Among the 49 retailers it studied, CardHub found that roughly three-quarters offer financing of some kind. Of those, nearly half have deferred interest plans. This is actually a bit of an improvement, says CardHub analyst Jill Gonzalez. Last year, about 60% of the retailers that offered financing had deferred interest.

Gonzalez attributes the shift to aggressive promotional offers issuers are rolling out for regular, non-store-branded cards. “We’ve seen a lot of these 0% APR plans on regular credit cards really stretch out,” she says. “Some consumers have made that switch.”

There are 15 stores that offer financing but don’t tack on a deferred interest stipulation. An additional five retailers — GameStop, Victoria’s Secret, Macy’s, Meijer and AAFES Army & Air Force Exchange Service — don’t have this clause but reserve the right to do so or, in the case of Macy’s, have offered it in previous years.
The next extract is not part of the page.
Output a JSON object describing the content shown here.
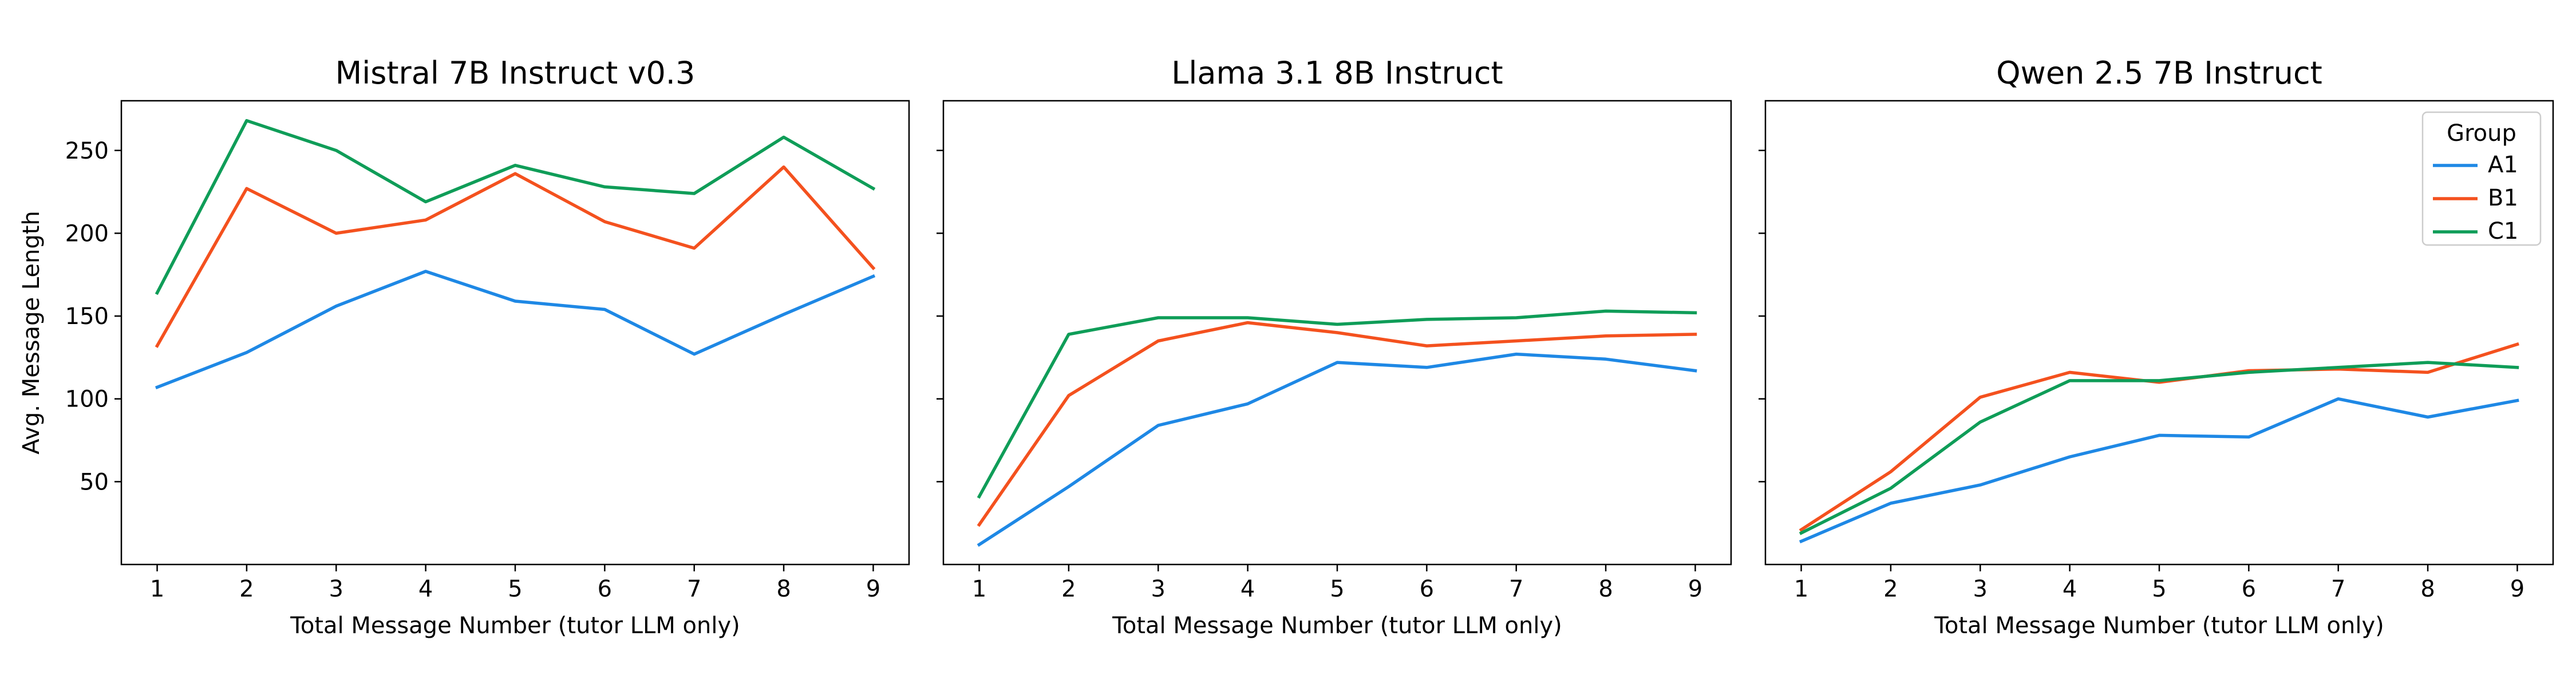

For the stores that have deferred financing plans, CardHub found wide variations in how well they explain it. The good news is that, overall, companies have gotten more transparent. But a number of big retailers, including Apple and True Value, provide very little information about how their plans work and what they cost. And like CreditCards.com, CardHub also found that the regular interest rates many of these store cards charge are very high. Just over half had APRs or rate ranges that hovered around 25% or even higher.

If you think you want to finance your holiday spending (and if you’re completely, totally sure you can pay off the balance before the promotional period expires), plan ahead and don’t make the decision when you’re already standing on line at the mall, Gonzalez says. “Instead of one of these co-branded or deferred payment cards, go with a regular credit card,” she says.